Di Publish Pada Tanggal : Rabu, 12 September 2018 11:40 WIB

Disomasi Nasdem, Rizal Ramli Patriot, Tidak Mengenal Takut

Oleh: Ir. Syafril Sofyan*)

Partai Nasdem mensomasi mantan Menko Perekonomian era Gus Dur, partai dengan mengusung moto Restorasi sepertinya lupa demokrasi.

Ancaman somasi terhadap DR Rizal Ramli menurut saya jauh dan tidak tepat, apalagi mereka berlindung dengan pernyataan berdasarkan presepsi bahwa mengeritik menteri menjatuhkan martabat presiden. Katanya partai restorasi ‘baper’ manakala  dikritik.

Rizal Ramli tidak perlu menanggapi ancaman somasi tersebut sebaiknya ‘dicuekin’ saja.

Pernyataan RR diruang publik mengeritik Menteri Perdagangan yang secara fakta kerjaannya import melulu dan melebihi kebutuhan pastilah merugikan rakyat dan salah satu penyebab dollar melonjak karena defisit neraca perdagangan, dimana nilai import lebih banyak dari eksport.

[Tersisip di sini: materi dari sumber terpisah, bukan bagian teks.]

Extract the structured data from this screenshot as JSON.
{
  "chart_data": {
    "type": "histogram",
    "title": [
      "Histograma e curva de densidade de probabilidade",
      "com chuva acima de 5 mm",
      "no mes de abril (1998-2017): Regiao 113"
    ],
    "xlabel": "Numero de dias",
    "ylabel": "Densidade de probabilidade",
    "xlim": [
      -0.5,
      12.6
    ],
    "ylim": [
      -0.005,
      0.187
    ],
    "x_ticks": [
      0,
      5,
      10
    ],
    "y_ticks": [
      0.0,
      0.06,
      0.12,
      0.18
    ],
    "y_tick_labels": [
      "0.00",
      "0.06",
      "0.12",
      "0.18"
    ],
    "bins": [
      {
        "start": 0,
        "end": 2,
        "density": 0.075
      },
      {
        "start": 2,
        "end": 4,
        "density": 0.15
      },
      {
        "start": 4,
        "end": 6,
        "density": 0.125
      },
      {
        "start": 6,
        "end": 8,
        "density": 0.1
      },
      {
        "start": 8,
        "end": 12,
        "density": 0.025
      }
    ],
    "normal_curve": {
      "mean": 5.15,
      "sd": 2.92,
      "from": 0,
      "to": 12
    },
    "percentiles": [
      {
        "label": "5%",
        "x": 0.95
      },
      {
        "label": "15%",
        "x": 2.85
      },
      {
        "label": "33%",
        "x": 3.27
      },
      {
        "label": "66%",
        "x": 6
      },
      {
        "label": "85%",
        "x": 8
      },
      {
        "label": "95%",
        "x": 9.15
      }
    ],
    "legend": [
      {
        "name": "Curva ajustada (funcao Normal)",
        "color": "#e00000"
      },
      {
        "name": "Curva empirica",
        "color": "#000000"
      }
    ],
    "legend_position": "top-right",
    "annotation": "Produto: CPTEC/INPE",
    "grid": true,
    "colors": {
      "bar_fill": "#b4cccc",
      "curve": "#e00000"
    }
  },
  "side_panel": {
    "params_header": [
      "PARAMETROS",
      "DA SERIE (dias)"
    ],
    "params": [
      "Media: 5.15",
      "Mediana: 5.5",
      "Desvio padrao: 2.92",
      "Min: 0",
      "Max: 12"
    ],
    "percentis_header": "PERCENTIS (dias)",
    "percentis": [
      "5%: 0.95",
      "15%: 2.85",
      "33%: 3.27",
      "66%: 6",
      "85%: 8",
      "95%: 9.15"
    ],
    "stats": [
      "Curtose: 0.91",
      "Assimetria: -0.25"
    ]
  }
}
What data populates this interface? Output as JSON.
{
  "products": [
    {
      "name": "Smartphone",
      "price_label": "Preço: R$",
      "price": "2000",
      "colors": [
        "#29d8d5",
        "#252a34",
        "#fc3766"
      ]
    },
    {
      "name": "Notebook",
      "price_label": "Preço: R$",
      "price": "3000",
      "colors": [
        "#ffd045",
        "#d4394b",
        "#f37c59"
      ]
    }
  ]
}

Meminta agar SP menegur bawahannya, karena Mendag diusung dari partai restorasi adalah tepat, dan juga meminta agar Presiden menegur SP karena akan berakibat turunnya elektabilitas Jokowi. Itu hal yang sangat wajar dalam alam demokrasi, entah partai restorasi mulai tidak paham tentang demokrasi.

Mengadu biru bahwa yang direndahkan martabatnya adalah Presiden Jokowi karena yang dikritik Menteri menunjukkan partai Restorasi hendak berlindung dibawah kekuasaan Presiden.

Saya kira mereka lupa berhadapan dengan siapa, RR seorang aktivis pergerakan sejak 77-78 selalu kritis terhadap penguasa manakala tidak berpihak pada kepentingan rakyat.

Bagi para aktivis mengenal RR sebagai pejuang atau patriot yang tiada matinya, sejak dulu selalu paling kritis manakala membela kepentingan rakyat, dan  tidak mengenal takut, kecuali sama Allah itu yang sering didengungkan oleh mantan Menko Kemaritiman itu.

Menurut hemat saya sebagai kebijakan public,  Partai Restorasi yang tidak lagi membuka ruang demokrasi ini bisa dihukum oleh rakyat saat pileg kalau hanya terkesan tidak membela kepentingan rakyat.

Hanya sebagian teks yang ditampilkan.